Шли дни и ночи, миновала неделя. К заключенным крестьянам никого не допускали, питали весьма скудно, даже для телесной нужды выпуску не было: в углу стоял вонючий, омерзительный ушат, его ни разу не выносили. Заключенные пребывали в злобе и унынии, роптали на Бога, на судьбу, кляли начальство, власть. Сивобородый старик с заплывшими от побоев глазами, Прохор Гусаков, вздыхал и охал.
– Где это видано, где это слыхано, – с надсадой кряхтел он, – чтобы над русским мужиком всякая заморская гнида измывалась, – и подымал свой голос до негодующего крика: – Баба государством правит! Сладко ест, сладко пьет да гуляет с толстомясой кавалерией, слез наших не видит, воздыханий не слышит, да ей и слышать-то охоты нет. Эх, неправда ты, неправда русская!
Небо засияло синью, капель была. Но в сырой подвал солнце не захаживало. В окно, лишенное рамы, виден тесный, скучный мир: деревянный покривившийся забор, серая стена соседнего каменного дома да кусочек неба. У забора обледенелая гора смерзшихся помоев, на ней кошка дохлая с веревкой на шее, опорки, битые горшки, грязь, дрызг.
Повадилась к узникам мужицкая птичка – воробей, прикармливали крошками, радовались ему. Прилетал воробей каждое утро – толстенький, нечесаный, хохлатый, прилетал и, подмигивая и чирикая, как бы говорил: «Здорово, мужички, чирк-пере-чирк. Ничего, терпите... С крыш течет! Грачи кричат! Чирк-пере-чирк». На душе мужиков теплело.
На шестнадцатый день ввергли в узилище троих избитых крестьян псковской деревни Охабенье. Бородатые лица в синяках, глаза бессмысленно блуждают.
– Почитай всю вотчину перепороли через десятого, пятьсот с гаком человек, – отдышавшись, стали жаловаться вновь пригнанные крестьяне. – А вот мы трое поупорствовали, нас по офицерскому приказу изувечили, ни сесть, ни лечь. Ох, разбойники, ох, ироды... А за хвабричку ихнюю, кою мы миром поломали, на всю вотчину превеликую наложили дань. Вот что хранчюз наделал, черная душа. Теперича последнюю корову со двора сводят, сундуки перетряхивают, с плеч шубы рвут... Ой, ты...
– Ну а какова семья моя? – робко, срывающимся голосом спросил мужиков Герасим, и сердце его вперебой пошло.
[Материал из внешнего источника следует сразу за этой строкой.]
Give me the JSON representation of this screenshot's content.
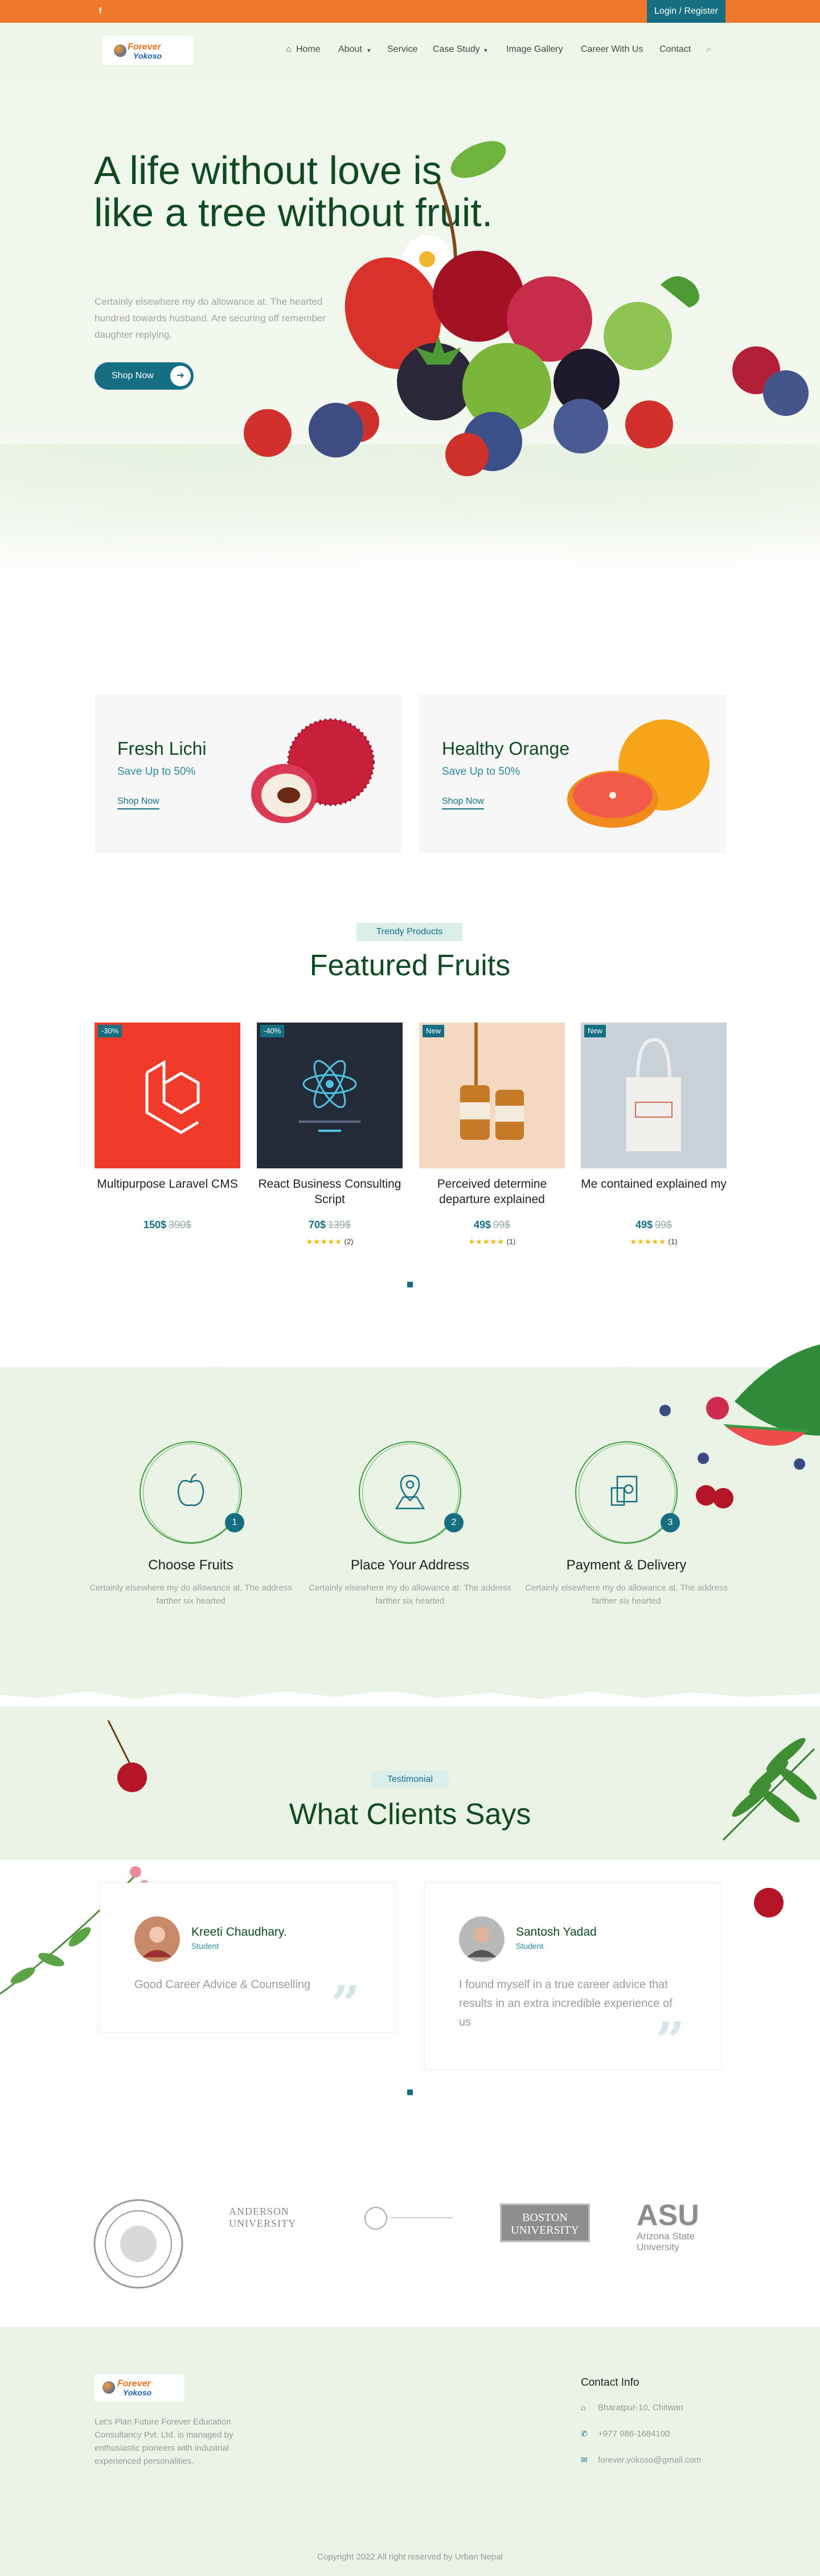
{
  "topbar": {
    "login_label": "Login / Register",
    "social_icon": "facebook-icon"
  },
  "brand": {
    "logo_line1": "Forever",
    "logo_line2": "Yokoso"
  },
  "nav": {
    "items": [
      "Home",
      "About",
      "Service",
      "Case Study",
      "Image Gallery",
      "Career With Us",
      "Contact"
    ]
  },
  "hero": {
    "title": "A life without love is like a tree without fruit.",
    "text": "Certainly elsewhere my do allowance at. The hearted hundred towards husband. Are securing off remember daughter replying.",
    "button": "Shop Now"
  },
  "promo": [
    {
      "title": "Fresh Lichi",
      "subtitle": "Save Up to 50%",
      "link": "Shop Now"
    },
    {
      "title": "Healthy Orange",
      "subtitle": "Save Up to 50%",
      "link": "Shop Now"
    }
  ],
  "featured": {
    "tag": "Trendy Products",
    "title": "Featured Fruits",
    "products": [
      {
        "badge": "-30%",
        "name": "Multipurpose Laravel CMS",
        "price": "150$",
        "old": "390$",
        "stars": "",
        "reviews": ""
      },
      {
        "badge": "-40%",
        "name": "React Business Consulting Script",
        "price": "70$",
        "old": "139$",
        "stars": "★★★★★",
        "reviews": "(2)"
      },
      {
        "badge": "New",
        "name": "Perceived determine departure explained",
        "price": "49$",
        "old": "99$",
        "stars": "★★★★★",
        "reviews": "(1)"
      },
      {
        "badge": "New",
        "name": "Me contained explained my",
        "price": "49$",
        "old": "99$",
        "stars": "★★★★★",
        "reviews": "(1)"
      }
    ]
  },
  "steps": [
    {
      "num": "1",
      "title": "Choose Fruits",
      "text": "Certainly elsewhere my do allowance at. The address farther six hearted"
    },
    {
      "num": "2",
      "title": "Place Your Address",
      "text": "Certainly elsewhere my do allowance at. The address farther six hearted"
    },
    {
      "num": "3",
      "title": "Payment & Delivery",
      "text": "Certainly elsewhere my do allowance at. The address farther six hearted"
    }
  ],
  "testimonial": {
    "tag": "Testimonial",
    "title": "What Clients Says",
    "items": [
      {
        "name": "Kreeti Chaudhary.",
        "role": "Student",
        "quote": "Good Career Advice & Counselling"
      },
      {
        "name": "Santosh Yadad",
        "role": "Student",
        "quote": "I found myself in a true career advice that results in an extra incredible experience of us"
      }
    ]
  },
  "brands": [
    "ARKANSAS STATE UNIVERSITY · JONESBORO",
    "ANDERSON UNIVERSITY",
    "BOSTON UNIVERSITY",
    "ASU",
    "Arizona State University"
  ],
  "footer": {
    "about": "Let's Plan Future Forever Education Consultancy Pvt. Ltd. is managed by enthusiastic pioneers with industrial experienced personalities.",
    "contact_title": "Contact Info",
    "address": "Bharatpur-10, Chitwan",
    "phone": "+977 986-1684100",
    "email": "forever.yokoso@gmail.com",
    "copyright": "Copyright 2022 All right reserved by Urban Nepal"
  },
  "colors": {
    "primary": "#156e82",
    "orange": "#f0782a",
    "heading": "#0f4a22",
    "mint": "#eaf3e6"
  }
}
– В бега ударилась, дружочек, твоя семья, вот что... В бега, в бега, в бега. Всю живность, все иждивение побросали, невесть куда скрылись, – и матерь твоя, и жена, и дочерь малая. Слых прошел, их тоже станут пытать да бить. Вот они и утекли подобру-поздорову... Утекли, кормилец, утекли. Мотри, не в Польшу ли.